Thanks for that link. One of the tweets shows a shot of some site showing 8% of available sunlight at ground level. I believe it.

It F-ing sucks right now. It’s been weeks since we had a clear day. Many of those days are unhealthy to even be outside. And it’s not like you can go anywhere to escape - the skys are smokey for 100+ miles in every direction, and if one area seems OK one hour, a couple hours later they are smothering.

Add to all this the pandemic, heat wave, your scheduled power outage (due to high winds and fire danger from power lines), and we are just F-ing sucking right now. I HAD been medicating from the pandemic with outdoor exercise but now even that has been taken away.

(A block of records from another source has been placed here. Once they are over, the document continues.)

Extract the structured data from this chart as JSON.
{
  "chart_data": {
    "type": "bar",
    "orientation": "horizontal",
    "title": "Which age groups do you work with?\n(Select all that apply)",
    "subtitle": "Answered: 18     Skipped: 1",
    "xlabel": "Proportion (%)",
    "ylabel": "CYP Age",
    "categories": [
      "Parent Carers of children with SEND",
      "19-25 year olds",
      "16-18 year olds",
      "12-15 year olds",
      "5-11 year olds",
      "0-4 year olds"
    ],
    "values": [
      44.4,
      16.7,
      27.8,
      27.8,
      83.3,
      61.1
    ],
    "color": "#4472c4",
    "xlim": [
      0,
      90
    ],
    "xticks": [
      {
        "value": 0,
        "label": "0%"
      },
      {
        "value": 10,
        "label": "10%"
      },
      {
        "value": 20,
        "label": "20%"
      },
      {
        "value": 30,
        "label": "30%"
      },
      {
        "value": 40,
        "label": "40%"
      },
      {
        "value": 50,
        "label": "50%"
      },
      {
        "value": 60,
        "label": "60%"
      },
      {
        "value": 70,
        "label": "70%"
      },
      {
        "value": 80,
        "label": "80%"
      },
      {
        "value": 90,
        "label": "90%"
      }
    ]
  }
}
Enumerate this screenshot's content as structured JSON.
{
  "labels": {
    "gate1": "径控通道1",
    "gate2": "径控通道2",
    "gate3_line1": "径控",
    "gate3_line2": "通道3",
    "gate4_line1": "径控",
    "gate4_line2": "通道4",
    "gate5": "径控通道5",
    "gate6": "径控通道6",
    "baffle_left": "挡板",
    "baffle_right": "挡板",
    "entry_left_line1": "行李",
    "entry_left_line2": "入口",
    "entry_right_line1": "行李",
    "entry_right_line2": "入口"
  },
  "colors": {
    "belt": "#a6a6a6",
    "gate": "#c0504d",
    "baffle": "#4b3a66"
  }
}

There is a good website, purpleair.com, which gives information from privately owned air quality monitors as well as the official ones. The numbers I’m getting are ab out 97, which is better than a few days ago but which don’t reflect reality all that well.

One newscaster said that the sky looks like Mars. That’s exactly right. Someone could go out and film the Martian Chronicles without cgi.
I put my trash cans out last night, and when I brought them in they were covered by a layer of ash, as was my car. Pretty surreal out there now.

Be sure to adjust the map data layer conversion from “none” to “LRAPA.” The consumer-grade laser sensors Purple Air uses aren’t terribly good with smoke and tend to over-inflate the AQI unless you use that conversion to get it closer to reality. Also worth unchecking “indoor sensors” because those are pretty worthless for any use other than to the person who owns that home.

The governmental AirNow sensors are much more expensive, robust and accurate. But there are far fewer of them, they sample far less frequently and you only see a trailing average.

So PurpleAir is the best source for real time updates and is more granular, but you should take their exact numbers with a grain of salt. Best used more as a general trend ( getting worse/getting better and the general range of hazard ).